Going to bed at least two hours later on days off and getting up that much later disturbs the weekday body cycle and is detrimental to overall good health, a study in Japan found.

“We found that maintaining a regular sleep cycle and not staying up more than two hours later on days off prevents people from feeling dozy on weekdays,” said Kazuhiro Yagita, a professor of environmental physiology at Kyoto Prefectural University of Medicine who headed the team with Yuh Sasawaki, an assistant professor in the same field.

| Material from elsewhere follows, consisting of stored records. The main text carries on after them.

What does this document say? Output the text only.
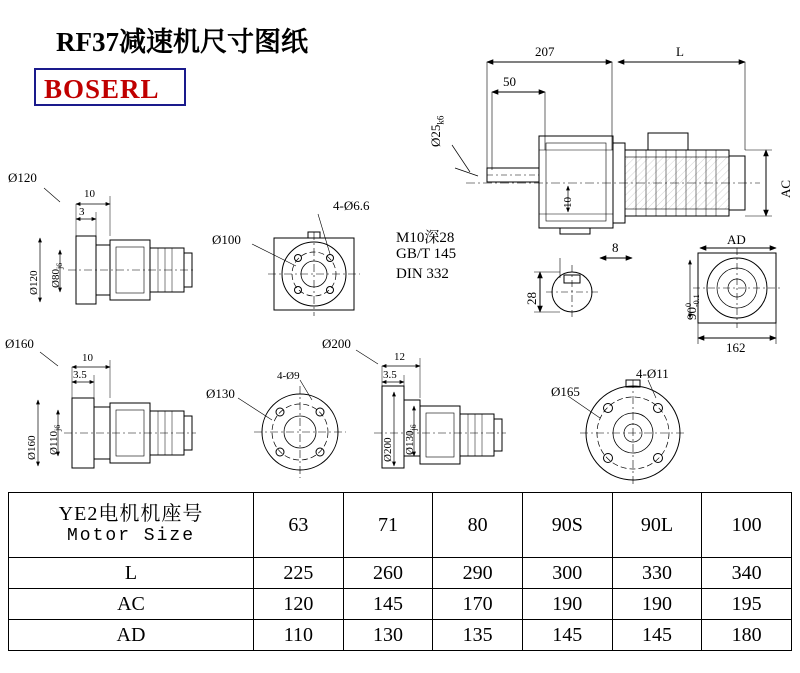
RF37减速机尺寸图纸
BOSERL
207	L
50
$Ø25_{k6}$
AC
10
M10深28
GB/T 145
DIN 332
8
28
AD
90
0 -0.1
162
Ø120
10
3
Ø120 $Ø80_{j6}$
4-Ø6.6
Ø100
Ø160
10
3.5
Ø160 $Ø110_{j6}$
4-Ø9
Ø130
Ø200
12
3.5
Ø200 $Ø130_{j6}$
4-Ø11
Ø165
YE2电机机座号
Motor Size	63	71	80	90S	90L	100
L	225	260	290	300	330	340
AC	120	145	170	190	190	195
AD	110	130	135	145	145	180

They announced the finding on June 8. It was also published in the German academic magazine Journal of Sleep Research at (

Yagita said people who wanted to stay up a bit later on days off should restrict the time difference to under two hours. The study also looked at larger time gaps with weekday sleep patterns to gauge the impact on health to determine the ideal time people should call it a night.

With that in mind, the team sent questionnaires to 13 high schools in northern and southern areas of Kyoto Prefecture. The researchers based their findings on answers from 756 students.

The study asked the respondents what time they turn in, how long they sleep, when they have meals and whether they feel drowsy during the day. The students were required to keep records over an eight-day period straddling a weekend.

Comparing the results with international sleep quality standards, the team found that students with poor sleep patterns accounted for more than half of the respondents. More than one-third felt so drowsy during the the daytime that they dozed off in classes at times.

To gain a better grasp of the situation, the team looked at what they referred to as “social jet lag.” This refers to the difference of the middle point between when to call it a night and when to waken on weekends compared with weekdays.

It became statistically obvious that a social jet lag of two hours or longer is associated with extremely lowered sleep quality and strong daytime drowsiness among students.

Whereas social jet lag was already known to affect the quality of sleep, no studies had been carried out over how large a gap will have a significant impact, according to the team.